One year in, Chaisson says his experience with AWIC has made him a much better communicator. “Working on a board really improves your EQ, or emotional quotient. You learn how to work with different types of people and manage all of those relationships as you move towards a common goal,” he says.
Chaisson says AWIC is currently transitioning from having a working board to more of a governance board; however, he is happy to be involved with the day-to-day operations. “In order to take on more injured wildlife we’re looking to develop the land we recently acquired. What I’m doing for AWIC on an ad hoc basis relates directly to my work – reviewing technical environmental and planning reports and making sure they’re kosher so we can get permits and approvals to build new enclosures. I like the idea of sometimes going into the weeds and getting my hands dirty,” he says.
Chaisson acknowledges that it can be intimidating for younger people to compete with established professionals when it comes to securing a spot on a non-profit board, but the key is to be specific about what you can bring to the table. “As a young professional you’re usually outgunned in terms of actual technical skills, but young professionals can bring energy, a willingness to do whatever has to be done and wear lots of different hats,” he says.
It’s that energy-experience exchange that can lead to great things and take a non-profit organization to the next level, making a strong case for more young professionals to get on board.
Non-profit boards are often looking for volunteers with connections and experience, so it can be tricky for young people, new to the workforce, to become members. Mary Rozsa de Coquet, board chair and president of the Rozsa Foundation, saw that disconnect and decided to do something to remedy it.

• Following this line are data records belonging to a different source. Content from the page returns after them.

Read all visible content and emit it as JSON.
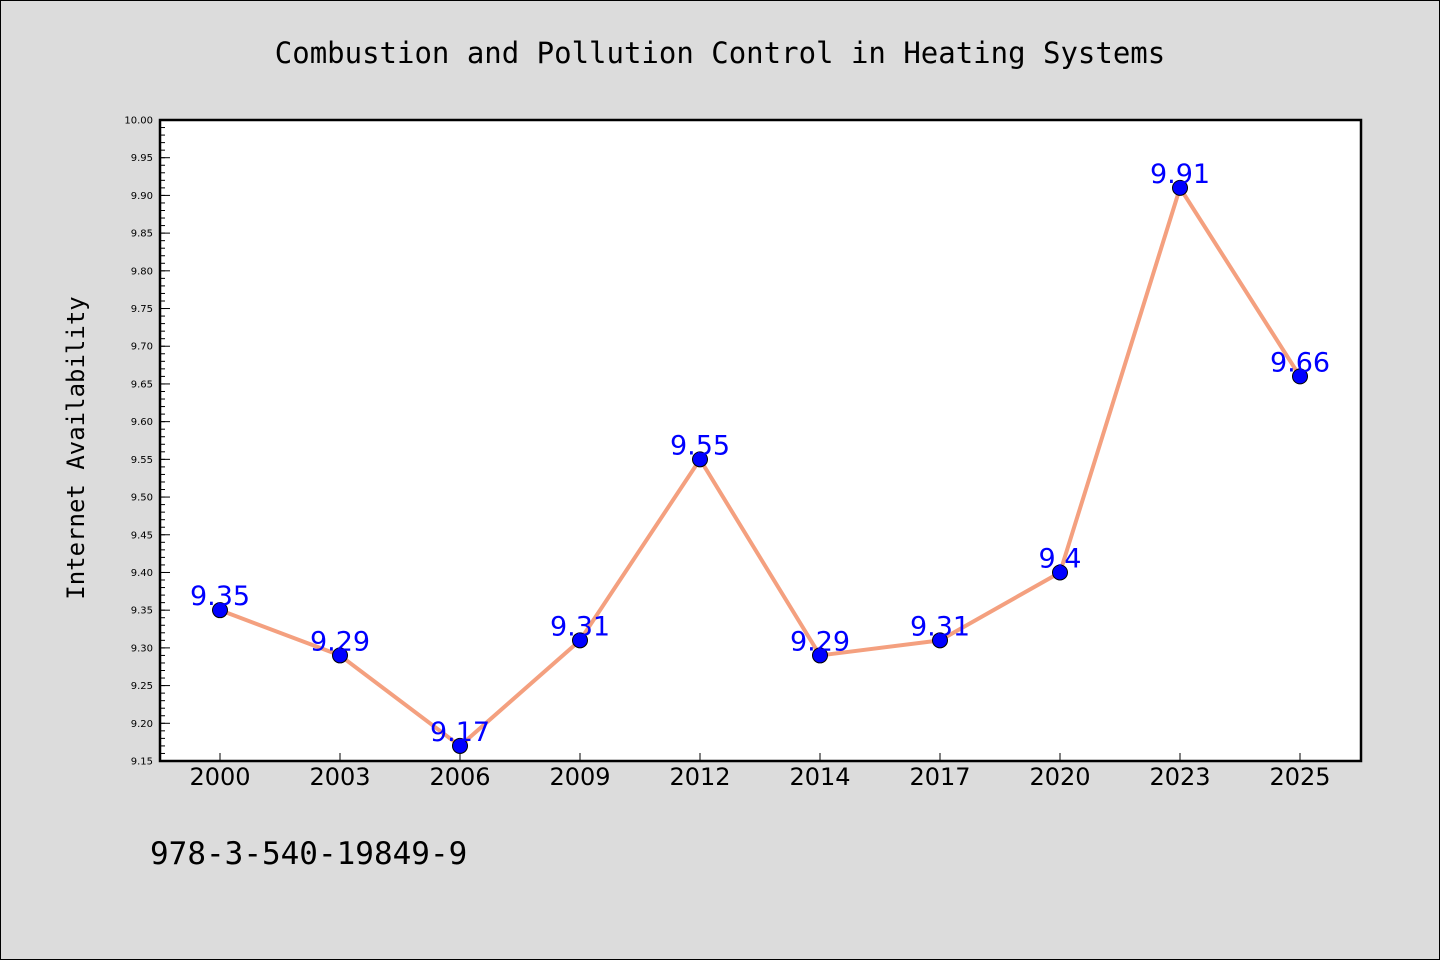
{
  "chart_data": {
    "type": "line",
    "title": "Combustion and Pollution Control in Heating Systems",
    "xlabel": "",
    "ylabel": "Internet Availability",
    "categories": [
      "2000",
      "2003",
      "2006",
      "2009",
      "2012",
      "2014",
      "2017",
      "2020",
      "2023",
      "2025"
    ],
    "series": [
      {
        "values": [
          9.35,
          9.29,
          9.17,
          9.31,
          9.55,
          9.29,
          9.31,
          9.4,
          9.91,
          9.66
        ],
        "labels": [
          "9.35",
          "9.29",
          "9.17",
          "9.31",
          "9.55",
          "9.29",
          "9.31",
          "9.4",
          "9.91",
          "9.66"
        ],
        "line_color": "#f4a07f",
        "marker_color": "#0000ff"
      }
    ],
    "ylim": [
      9.15,
      10.0
    ],
    "yticks": [
      "9.15",
      "9.20",
      "9.25",
      "9.30",
      "9.35",
      "9.40",
      "9.45",
      "9.50",
      "9.55",
      "9.60",
      "9.65",
      "9.70",
      "9.75",
      "9.80",
      "9.85",
      "9.90",
      "9.95",
      "10.00"
    ],
    "grid": false,
    "legend": "none"
  },
  "annotation": {
    "text": "978-3-540-19849-9"
  },
  "colors": {
    "background": "#dcdcdc",
    "plot_background": "#ffffff",
    "line": "#f4a07f",
    "marker": "#0000ff",
    "data_label": "#0000ff"
  }
}
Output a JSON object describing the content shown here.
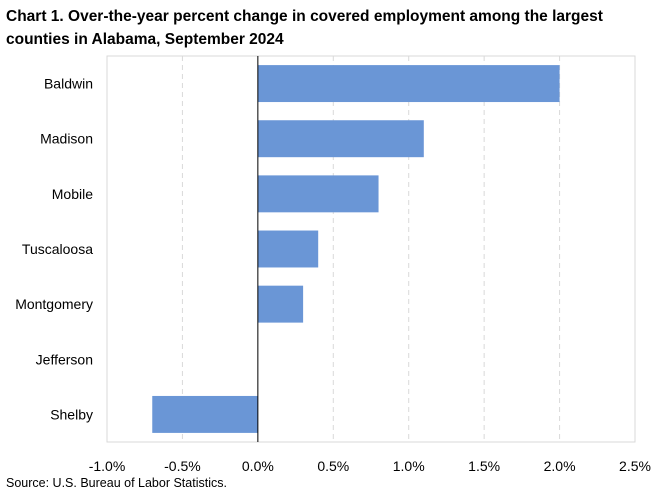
{
  "title": "Chart 1. Over-the-year percent change in covered employment among the largest counties in Alabama, September 2024",
  "source": "Source: U.S. Bureau of Labor Statistics.",
  "chart_data": {
    "type": "bar",
    "orientation": "horizontal",
    "title": "Chart 1. Over-the-year percent change in covered employment among the largest counties in Alabama, September 2024",
    "categories": [
      "Baldwin",
      "Madison",
      "Mobile",
      "Tuscaloosa",
      "Montgomery",
      "Jefferson",
      "Shelby"
    ],
    "values": [
      2.0,
      1.1,
      0.8,
      0.4,
      0.3,
      0.0,
      -0.7
    ],
    "xlim": [
      -1.0,
      2.5
    ],
    "xticks": [
      -1.0,
      -0.5,
      0.0,
      0.5,
      1.0,
      1.5,
      2.0,
      2.5
    ],
    "xtick_labels": [
      "-1.0%",
      "-0.5%",
      "0.0%",
      "0.5%",
      "1.0%",
      "1.5%",
      "2.0%",
      "2.5%"
    ],
    "grid": "vertical dashed",
    "bar_color": "#6a96d6",
    "xlabel": "",
    "ylabel": ""
  }
}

“We had all these ready-to-graduate business students who care about the arts, and we had arts boards who needed board members,” Rozsa de Coquet says. “Our role was to connect them.”
Founded in 1990, the Rozsa Foundation is a Calgary-based philanthropic organization with a mission to advocate and build administrative capacity for the arts in Alberta. The organization is part of the legacy of the late Ted and Lola Rozsa, a couple whose charitable largesse extended to numerous local arts groups. The foundation worked with the University of Calgary’s Haskayne Alumni Association and the Board Development Program at Alberta Culture and Tourism to create the Next Step program, which launched in 2012.

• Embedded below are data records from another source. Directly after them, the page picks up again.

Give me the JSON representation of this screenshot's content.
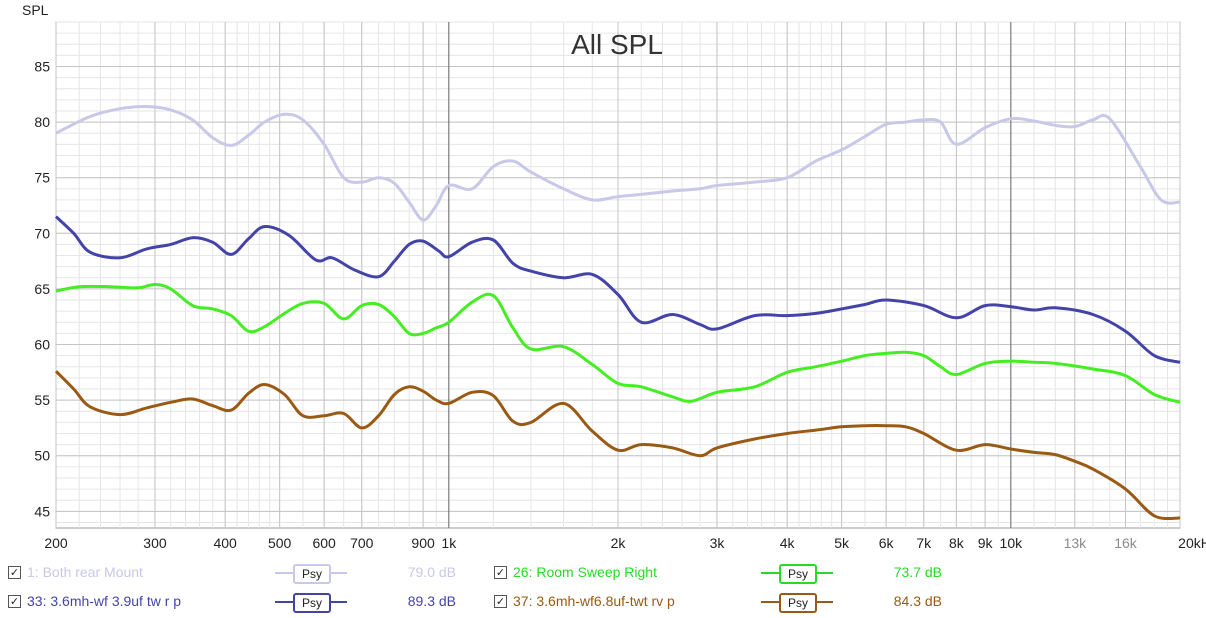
{
  "chart_data": {
    "type": "line",
    "title": "All SPL",
    "ylabel": "SPL",
    "xlabel": "",
    "x_scale": "log",
    "xlim": [
      200,
      20000
    ],
    "ylim": [
      43.5,
      89
    ],
    "grid": true,
    "y_ticks": [
      45,
      50,
      55,
      60,
      65,
      70,
      75,
      80,
      85
    ],
    "x_ticks": [
      {
        "value": 200,
        "label": "200",
        "dim": false
      },
      {
        "value": 300,
        "label": "300",
        "dim": false
      },
      {
        "value": 400,
        "label": "400",
        "dim": false
      },
      {
        "value": 500,
        "label": "500",
        "dim": false
      },
      {
        "value": 600,
        "label": "600",
        "dim": false
      },
      {
        "value": 700,
        "label": "700",
        "dim": false
      },
      {
        "value": 900,
        "label": "900",
        "dim": false
      },
      {
        "value": 1000,
        "label": "1k",
        "dim": false
      },
      {
        "value": 2000,
        "label": "2k",
        "dim": false
      },
      {
        "value": 3000,
        "label": "3k",
        "dim": false
      },
      {
        "value": 4000,
        "label": "4k",
        "dim": false
      },
      {
        "value": 5000,
        "label": "5k",
        "dim": false
      },
      {
        "value": 6000,
        "label": "6k",
        "dim": false
      },
      {
        "value": 7000,
        "label": "7k",
        "dim": false
      },
      {
        "value": 8000,
        "label": "8k",
        "dim": false
      },
      {
        "value": 9000,
        "label": "9k",
        "dim": false
      },
      {
        "value": 10000,
        "label": "10k",
        "dim": false
      },
      {
        "value": 13000,
        "label": "13k",
        "dim": true
      },
      {
        "value": 16000,
        "label": "16k",
        "dim": true
      },
      {
        "value": 20000,
        "label": "20kHz",
        "dim": false
      }
    ],
    "series": [
      {
        "name": "1: Both rear Mount",
        "color": "#c8c8e8",
        "x": [
          200,
          230,
          260,
          290,
          320,
          350,
          380,
          410,
          440,
          470,
          510,
          550,
          600,
          650,
          700,
          750,
          800,
          850,
          900,
          950,
          1000,
          1100,
          1200,
          1300,
          1400,
          1600,
          1800,
          2000,
          2200,
          2500,
          2800,
          3000,
          3500,
          4000,
          4500,
          5000,
          5500,
          6000,
          6500,
          7000,
          7500,
          8000,
          9000,
          10000,
          11000,
          12000,
          13000,
          14000,
          15000,
          17000,
          18500,
          20000
        ],
        "y": [
          79.0,
          80.5,
          81.2,
          81.4,
          81.1,
          80.2,
          78.6,
          77.9,
          78.8,
          80.0,
          80.7,
          80.2,
          78.0,
          75.0,
          74.6,
          75.0,
          74.5,
          72.8,
          71.2,
          72.5,
          74.3,
          74.0,
          76.0,
          76.5,
          75.5,
          74.0,
          73.0,
          73.3,
          73.5,
          73.8,
          74.0,
          74.3,
          74.6,
          75.0,
          76.5,
          77.5,
          78.7,
          79.8,
          80.0,
          80.2,
          80.0,
          78.0,
          79.5,
          80.3,
          80.1,
          79.7,
          79.6,
          80.2,
          80.3,
          76.0,
          73.0,
          72.8
        ]
      },
      {
        "name": "33: 3.6mh-wf 3.9uf tw r p",
        "color": "#4444a8",
        "x": [
          200,
          215,
          230,
          260,
          290,
          320,
          350,
          380,
          410,
          440,
          470,
          520,
          580,
          620,
          680,
          750,
          800,
          850,
          900,
          960,
          1000,
          1100,
          1200,
          1300,
          1400,
          1600,
          1800,
          2000,
          2200,
          2500,
          2800,
          3000,
          3500,
          4000,
          4500,
          5000,
          5500,
          6000,
          7000,
          8000,
          9000,
          10000,
          11000,
          12000,
          14000,
          16000,
          18000,
          20000
        ],
        "y": [
          71.5,
          70.0,
          68.3,
          67.8,
          68.6,
          69.0,
          69.6,
          69.2,
          68.1,
          69.5,
          70.6,
          69.8,
          67.6,
          67.8,
          66.7,
          66.1,
          67.5,
          69.0,
          69.3,
          68.4,
          67.9,
          69.2,
          69.4,
          67.3,
          66.6,
          66.0,
          66.3,
          64.5,
          62.0,
          62.7,
          61.8,
          61.4,
          62.6,
          62.6,
          62.8,
          63.2,
          63.6,
          64.0,
          63.5,
          62.4,
          63.5,
          63.4,
          63.1,
          63.3,
          62.7,
          61.2,
          59.0,
          58.4
        ]
      },
      {
        "name": "26: Room Sweep Right",
        "color": "#44ee22",
        "x": [
          200,
          220,
          250,
          280,
          300,
          320,
          350,
          380,
          410,
          440,
          470,
          510,
          550,
          600,
          650,
          700,
          750,
          800,
          850,
          900,
          950,
          1000,
          1100,
          1200,
          1300,
          1400,
          1600,
          1800,
          2000,
          2200,
          2500,
          2700,
          3000,
          3500,
          4000,
          4500,
          5000,
          5500,
          6000,
          6500,
          7000,
          7500,
          8000,
          9000,
          10000,
          11000,
          12000,
          14000,
          16000,
          18000,
          20000
        ],
        "y": [
          64.8,
          65.2,
          65.2,
          65.1,
          65.4,
          65.0,
          63.5,
          63.2,
          62.6,
          61.2,
          61.6,
          62.8,
          63.7,
          63.7,
          62.3,
          63.5,
          63.6,
          62.5,
          61.0,
          61.0,
          61.5,
          62.0,
          63.8,
          64.4,
          61.5,
          59.6,
          59.8,
          58.2,
          56.5,
          56.2,
          55.3,
          54.9,
          55.7,
          56.2,
          57.5,
          58.0,
          58.5,
          59.0,
          59.2,
          59.3,
          59.0,
          58.0,
          57.3,
          58.3,
          58.5,
          58.4,
          58.3,
          57.8,
          57.2,
          55.5,
          54.8
        ]
      },
      {
        "name": "37: 3.6mh-wf6.8uf-twt rv p",
        "color": "#9a5a14",
        "x": [
          200,
          215,
          230,
          260,
          290,
          320,
          350,
          380,
          410,
          440,
          470,
          510,
          550,
          600,
          650,
          700,
          750,
          800,
          850,
          900,
          950,
          1000,
          1100,
          1200,
          1300,
          1400,
          1600,
          1800,
          2000,
          2200,
          2500,
          2800,
          3000,
          3500,
          4000,
          4500,
          5000,
          5500,
          6000,
          6500,
          7000,
          8000,
          9000,
          10000,
          11000,
          12000,
          13000,
          14000,
          16000,
          18000,
          20000
        ],
        "y": [
          57.6,
          56.0,
          54.4,
          53.7,
          54.3,
          54.8,
          55.1,
          54.5,
          54.1,
          55.6,
          56.4,
          55.5,
          53.6,
          53.6,
          53.8,
          52.5,
          53.6,
          55.5,
          56.2,
          55.8,
          55.0,
          54.7,
          55.7,
          55.4,
          53.1,
          53.0,
          54.7,
          52.2,
          50.5,
          51.0,
          50.7,
          50.0,
          50.7,
          51.5,
          52.0,
          52.3,
          52.6,
          52.7,
          52.7,
          52.6,
          52.0,
          50.5,
          51.0,
          50.6,
          50.3,
          50.1,
          49.5,
          48.8,
          47.0,
          44.6,
          44.4
        ]
      }
    ]
  },
  "legend": [
    {
      "checked": true,
      "label": "1: Both rear Mount",
      "psy": "Psy",
      "value": "79.0 dB",
      "color": "#c8c8e8",
      "dim": true
    },
    {
      "checked": true,
      "label": "26: Room Sweep Right",
      "psy": "Psy",
      "value": "73.7 dB",
      "color": "#22dd22",
      "dim": false
    },
    {
      "checked": true,
      "label": "33: 3.6mh-wf 3.9uf tw r p",
      "psy": "Psy",
      "value": "89.3 dB",
      "color": "#4444a8",
      "dim": false
    },
    {
      "checked": true,
      "label": "37: 3.6mh-wf6.8uf-twt rv p",
      "psy": "Psy",
      "value": "84.3 dB",
      "color": "#9a5a14",
      "dim": false
    }
  ]
}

The program is designed for business students who have studied arts marketing. Applicants are first invited to attend the Rozsa Foundation’s one-day non-profit governance course. They then complete a questionnaire outlining the type of arts non-profit they’d like to work with and the Rozsa Foundation (often Rozsa de Coquet herself) sets up an interview between the board and the interested participant. If the participant is invited to join, the Rozsa Foundation invites the entire board back within six months to take part in a governance retreat.

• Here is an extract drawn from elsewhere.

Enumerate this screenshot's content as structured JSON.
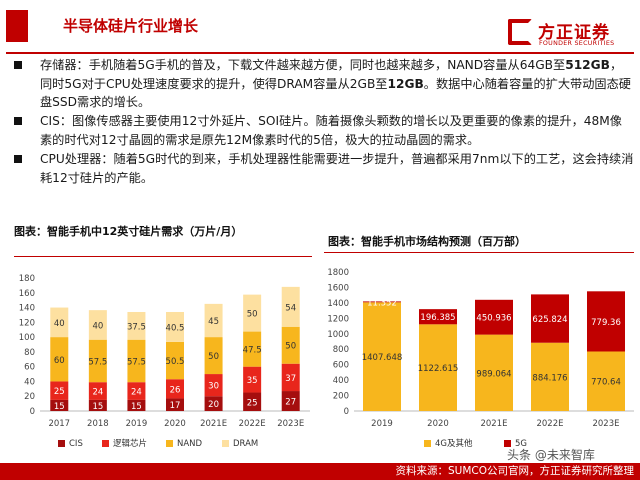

Rozsa de Coquet says because most Next Step participants have studied marketing, they are able to make significant contributions in the areas of fundraising, events and social media. “You really see new life in terms of the fundraising and special events,” she says. “Some of these organizations now have social media strategies that didn’t have one before.”
Encouraging young people to get involved early also means that more will stay here and be willing to give back to the city, Rozsa de Coquet says. “Volunteering deepens their roots.”
How to join a board
BoardMatch Fundamentals provides free training on board governance and connects prospective board members with the registered charities and not-for-profit organizations that need them.
DiverseCity Onboard is designed to encourage board participation by visible minorities and under-represented immigrants.
Propellus has an extensive database that allows interested volunteers to search for available opportunities.